Graph 6. Trade Openness Ranking (Exports as % of GDP) and its Relationship with GDP per capita Growth
BLG Art. Graph 6
Graph 7. Trade Openness Ranking (Exports as % of GDP) and its Relationship with Income Inequality
BLG Art. Graph 7
There are many other factors other than trade that have placed certain states in a much less favorable position in terms of income and inequality. Nevertheless, the relationship between trade and income and its distribution among the population is clear: local economies with higher trade integration have higher income levels and a better distribution of that income.
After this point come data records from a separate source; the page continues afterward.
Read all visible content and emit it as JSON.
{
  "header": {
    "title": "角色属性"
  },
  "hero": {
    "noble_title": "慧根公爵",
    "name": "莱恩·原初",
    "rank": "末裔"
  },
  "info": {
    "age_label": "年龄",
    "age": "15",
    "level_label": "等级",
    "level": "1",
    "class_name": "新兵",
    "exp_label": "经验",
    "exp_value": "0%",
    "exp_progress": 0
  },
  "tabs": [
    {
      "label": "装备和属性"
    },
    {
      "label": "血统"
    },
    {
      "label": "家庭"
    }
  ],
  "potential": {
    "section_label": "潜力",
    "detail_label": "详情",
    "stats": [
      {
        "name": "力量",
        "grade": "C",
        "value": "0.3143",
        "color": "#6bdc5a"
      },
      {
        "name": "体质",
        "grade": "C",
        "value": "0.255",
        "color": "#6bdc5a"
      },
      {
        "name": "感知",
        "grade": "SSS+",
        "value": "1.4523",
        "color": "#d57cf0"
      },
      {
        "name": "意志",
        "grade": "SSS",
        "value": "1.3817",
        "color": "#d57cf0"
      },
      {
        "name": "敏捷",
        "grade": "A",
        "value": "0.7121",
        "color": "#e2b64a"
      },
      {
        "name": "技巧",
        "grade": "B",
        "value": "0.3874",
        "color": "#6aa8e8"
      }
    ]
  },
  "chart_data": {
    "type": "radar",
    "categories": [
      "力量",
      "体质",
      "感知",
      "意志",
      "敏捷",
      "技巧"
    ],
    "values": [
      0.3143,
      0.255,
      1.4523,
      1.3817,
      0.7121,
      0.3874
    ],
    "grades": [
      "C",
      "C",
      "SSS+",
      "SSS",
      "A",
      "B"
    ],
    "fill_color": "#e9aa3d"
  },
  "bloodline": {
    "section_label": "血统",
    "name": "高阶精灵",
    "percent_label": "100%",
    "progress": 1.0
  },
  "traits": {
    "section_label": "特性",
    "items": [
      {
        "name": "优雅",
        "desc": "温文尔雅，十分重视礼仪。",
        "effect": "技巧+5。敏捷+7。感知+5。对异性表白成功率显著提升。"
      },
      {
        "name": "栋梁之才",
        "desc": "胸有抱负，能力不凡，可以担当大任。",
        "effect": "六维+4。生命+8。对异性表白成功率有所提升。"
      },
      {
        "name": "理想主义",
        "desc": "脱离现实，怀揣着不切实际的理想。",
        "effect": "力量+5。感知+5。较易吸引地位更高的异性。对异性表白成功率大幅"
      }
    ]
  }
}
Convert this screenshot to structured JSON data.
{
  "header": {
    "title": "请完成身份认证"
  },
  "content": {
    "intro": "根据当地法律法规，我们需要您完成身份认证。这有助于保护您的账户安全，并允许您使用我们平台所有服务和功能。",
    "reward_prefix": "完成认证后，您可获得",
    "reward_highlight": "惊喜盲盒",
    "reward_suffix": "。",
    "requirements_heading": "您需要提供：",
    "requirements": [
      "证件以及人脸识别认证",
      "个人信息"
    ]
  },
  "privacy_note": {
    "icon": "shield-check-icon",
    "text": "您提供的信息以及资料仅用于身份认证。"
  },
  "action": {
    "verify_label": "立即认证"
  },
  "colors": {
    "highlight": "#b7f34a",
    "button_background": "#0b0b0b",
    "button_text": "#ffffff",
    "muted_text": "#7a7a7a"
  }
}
From Mexico’s perspective, the challenge ahead is how to integrate poorer states, specifically the ones in the Southeast of Mexico, into the global value chains and thus decrease the remaining gaps between more and less developed states.
NAFTA triggered foreign trade and investment in Mexico in the last 20 years, which, along with the strengthening of institutions, led to an improvement in macroeconomic stability. Some claim this is not enough and argue that NAFTA’s outcomes have not benefitted the most vulnerable. Yet, specifically for income inequality, data suggests that an inverse relationship exists between trade openness and income inequality: the more trade openness of a certain state the less inequality. Not everything can be attributable to NAFTA, positive or negative; certainly, several actions need to be implemented to achieve the reduction of inequality, as well as a more dynamic economic growth, job creation and poverty reduction. Nevertheless, trade integration seems to be a very good and even necessary first step, and NAFTA is certainly part of the solution, not part of the problem.